Aku beringsut mendekati mereka. Kubelai wajah pucat perempuan yang telah melahirkanku itu, sepertinya kedinginan. Seketika hatiku robek di ujungnya. Segera kuambil sehelai jarit batik dari atas lincak untuk menutupi badannya yang beku. Jarit batik ini pemberian Ibu waktu itu. Katanya harus kusimpan sebagai jimat. Ketika Ibu melahirkanku, jarit inilah yang ia gunakan untuk menutupi tubuhnya selama proses melahirkan.
"Ibu, bukalah matamu dan peluk aku," bisikku di telinganya.
Tangan serta lutut kuletakkan di lantai sebagai tumpuan. Kupandangi wajah damai itu. Ibu tetap diam tak bergerak. Air mataku menetes pelan. Aku mulai panik. Pisau berkarat masih tergenggam di tangan kananku. Aku tengah lupa dari mana benda tajam itu kudapat. Namun, aku tak peduli asal muasalnya, yang pasti benda berkarat ini telah menyelamatkanku.
Pandanganku beralih ke sebelah, dekat saka guru. Lelaki itu tampak menggeliat. Sedikit demi sedikit ia bangun dan hendak mendekat padaku. Aku beringsut mundur hingga punggung terasa menyentuh tembok. Sorot mata orang di depanku tajam menelanjangi. Aku selalu membenci sorot mata itu terutama ketika tangannya mulai menyentuhku. Aku ingin berteriak, tapi takut jika Ibu terbangun. Ibu harus banyak istirahat agar besok bisa melindungiku lagi dari lelaki jahanam di depanku yang seharusnya kupanggil Bapak.
"Aargh ...." Aku menjerit cukup keras dengan kedua lengan menutupi mata.
Sedetik dua detik kutunggu, tetapi tak terjadi apapun. Aku mencoba mengintip melalui celah kedua tanganku, ternyata lelaki itu tetap terbaring di tempatnya, di sebelah ibuku -- tak ada yang berubah. Aku sudah muak, benar-benar muak. Kudekati ia. Pisau di tangan kutancapkan di dadanya sekali lagi tanpa ada keinginan untuk mencabut kembali. Tuntas sudah tugasku. Bapakku membunuh ibuku. Aku membunuh bapakku. Tidakkah itu adil?
Bau anyir darah mulai menusuk hidung. Tak tahan, aku bangkit dan beranjak keluar ruangan. Langkahku terasa berat menuju kamar mandi. Mungkin kaki ini terbebani dosa-dosa. Mungkin tangan ini terlalu kotor. Lebih baik aku mandi membersihkan seluruh tubuh agar nanti bisa berjalan-jalan mencari senja unguku yang entah di mana disembunyikan.
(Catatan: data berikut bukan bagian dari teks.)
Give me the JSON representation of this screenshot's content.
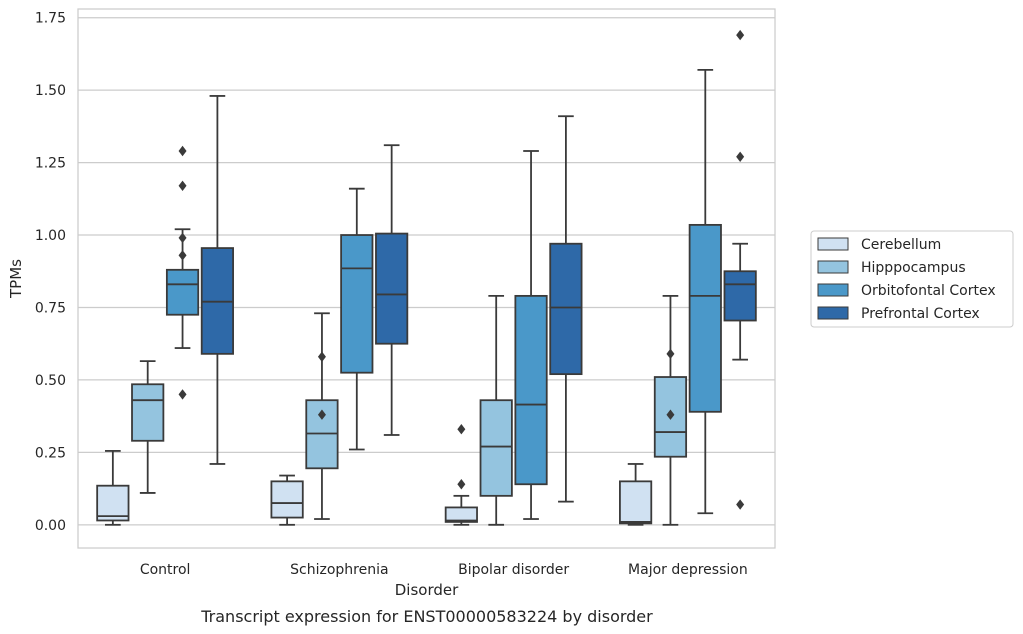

Senja ungu hari ini berubah merah. Aku teringat saat masih kecil, setiap sore selalu menghabisakan waktu bersama Ibu di teras, depan satu pot kembang kertas. Aku makan kue cucur buatan Ibu sembari menatap langit berubah ungu. Bertahun kemudian meski semua berubah, aku tetap menunggu senja ungu di tempat yang sama.
"Lara!"
Seseorang seperti memanggilku. Suara pancuran air sangat kencang membuat panggilan yang ditujukan padaku itu terdengar samar. Kusumpal pancuran bambu itu menggunakan karet bekas ban, lalu kutajamkan telinga.
"Lara!"
Suara itu lagi. Siapa yang sudi memanggilku? Beberapa tahun ini aku terkucil. Teman-teman sekolah sudah keluar dari desa semua, mencari kerja di desa sebelah yang sudah terjamah kehidupan kota. Jarak dari desa tempat tinggal ke desa sebelah hanya memakan waktu 30 menit. Mereka biasanya pulang hanya hari Sabtu dan Minggu. Itupun takkan pernah mengunjungiku. Pun ketika mereka melewati rumahku, teman-teman itu tak sedikitpun menoleh. Seolah tak kenal saja.
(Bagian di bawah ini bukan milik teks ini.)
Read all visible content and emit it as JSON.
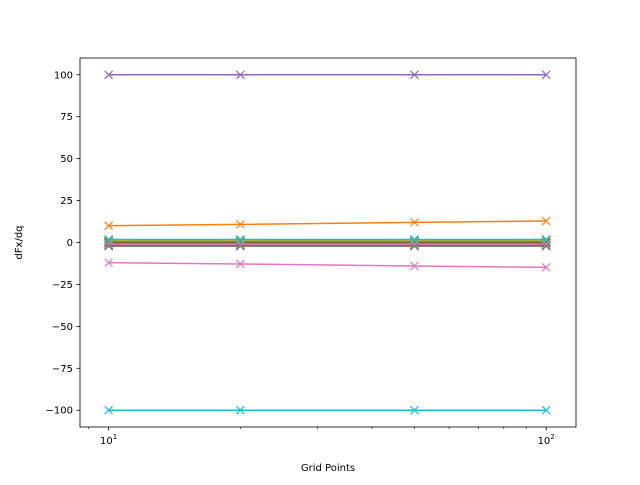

Ah, atau memang tak mengenalku. Sedari sekolah teman-teman tak ada yang mengenalku. Aku hanya gadis penghuni sudut kelas yang selalu memperhatikan mereka tertawa, bercanda, dan meraih prestasi. Aku? Aku hanya dipanggil namanya ketika guru mengabsen. Dan teman-temanku, satu atau dua orang sekilas menolehku.
"Lara!"
Gegas kuhentikan kegiatan membersihkan badan. Segera kuguyur seluruh tubuh, dari ujung rambut hingga kaki, menggunakan gayung. Lalu sesegera mungkin kukenakan baju ganti yang baru kuambil dari dalam lemari.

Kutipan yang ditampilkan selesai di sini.